4 De uitspraak van het College van 31 augustus 2021 (ECLI:NLCBB:2021:845) kan in dit geval niet worden toegepast. In die uitspraak stond de vraag centraal wat als referentieperiode moet worden beschouwd. Het College heeft geoordeeld dat, vanwege de formulering van de bepaling over de toepasselijke referentieperiode, de start van die periode lag op het moment dat er geen juridische belemmeringen meer waren voor het genereren van omzet. In het geval van de ondernemer gaat het echter niet om (een bepaling over) de referentieperiode die is toegepast maar om de inschrijvingseis, die geen ruimte biedt voor interpretatie.
5 Het College moet vervolgens de vraag beantwoorden of de inschrijvingseis in dit geval zo nadelig uitpakt voor de ondernemer, dat de betreffende bepaling wegens strijd met het evenredigheidsbeginsel buiten toepassing moet worden gelaten. In dat kader beoordeelt het College of er bijzondere omstandigheden zijn die maken dat toepassing van de TVL in het voorliggende geval onevenwichtig is. Een besluit is onevenwichtig als het in de gegeven omstandigheden voor één of meer belanghebbenden onredelijk bezwarend is.
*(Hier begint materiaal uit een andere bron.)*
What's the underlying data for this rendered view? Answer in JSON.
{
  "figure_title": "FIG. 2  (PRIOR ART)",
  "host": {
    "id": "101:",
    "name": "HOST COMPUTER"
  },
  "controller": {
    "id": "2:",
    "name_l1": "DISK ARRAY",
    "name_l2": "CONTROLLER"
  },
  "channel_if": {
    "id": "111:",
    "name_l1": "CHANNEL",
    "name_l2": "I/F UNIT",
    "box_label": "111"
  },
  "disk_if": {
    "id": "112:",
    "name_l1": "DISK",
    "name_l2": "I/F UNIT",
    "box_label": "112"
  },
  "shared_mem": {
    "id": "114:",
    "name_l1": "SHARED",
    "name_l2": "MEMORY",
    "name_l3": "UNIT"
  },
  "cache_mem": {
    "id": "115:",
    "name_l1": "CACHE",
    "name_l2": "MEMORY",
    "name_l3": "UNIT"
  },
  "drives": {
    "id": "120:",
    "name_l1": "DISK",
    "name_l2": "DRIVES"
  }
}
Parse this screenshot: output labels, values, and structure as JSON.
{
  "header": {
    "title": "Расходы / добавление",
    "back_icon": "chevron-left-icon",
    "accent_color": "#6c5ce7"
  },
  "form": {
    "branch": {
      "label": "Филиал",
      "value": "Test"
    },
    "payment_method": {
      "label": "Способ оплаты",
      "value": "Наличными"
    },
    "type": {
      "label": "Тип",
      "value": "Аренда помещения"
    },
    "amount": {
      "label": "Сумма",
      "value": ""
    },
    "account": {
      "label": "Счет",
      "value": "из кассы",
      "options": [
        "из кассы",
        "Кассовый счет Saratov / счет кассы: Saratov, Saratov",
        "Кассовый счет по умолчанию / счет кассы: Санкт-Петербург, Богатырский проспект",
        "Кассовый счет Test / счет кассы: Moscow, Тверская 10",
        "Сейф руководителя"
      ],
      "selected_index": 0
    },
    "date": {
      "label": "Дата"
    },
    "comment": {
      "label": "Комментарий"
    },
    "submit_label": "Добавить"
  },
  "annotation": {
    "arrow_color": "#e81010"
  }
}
Dit is in het geval van de ondernemer niet gebleken. De ondernemer valt op grond van zijn inschrijfdatum onder de reguliere TVL. Hij heeft daarvoor echter geen aanvraag ingediend, omdat hij dacht dat hij in aanmerking kwam voor een subsidie op grond van de Startersregeling. Dit maakt de afwijzing van de aanvraag voor de Startersregeling echter niet onevenredig. Verder is niet gebleken van zodanig schrijnende omstandigheden dat de minister om die reden in dit geval moet afzien van de toepassing van de inschrijvingseis van de Startersregeling.
6 Het beroep is ongegrond. De minister hoeft geen proceskosten te vergoeden.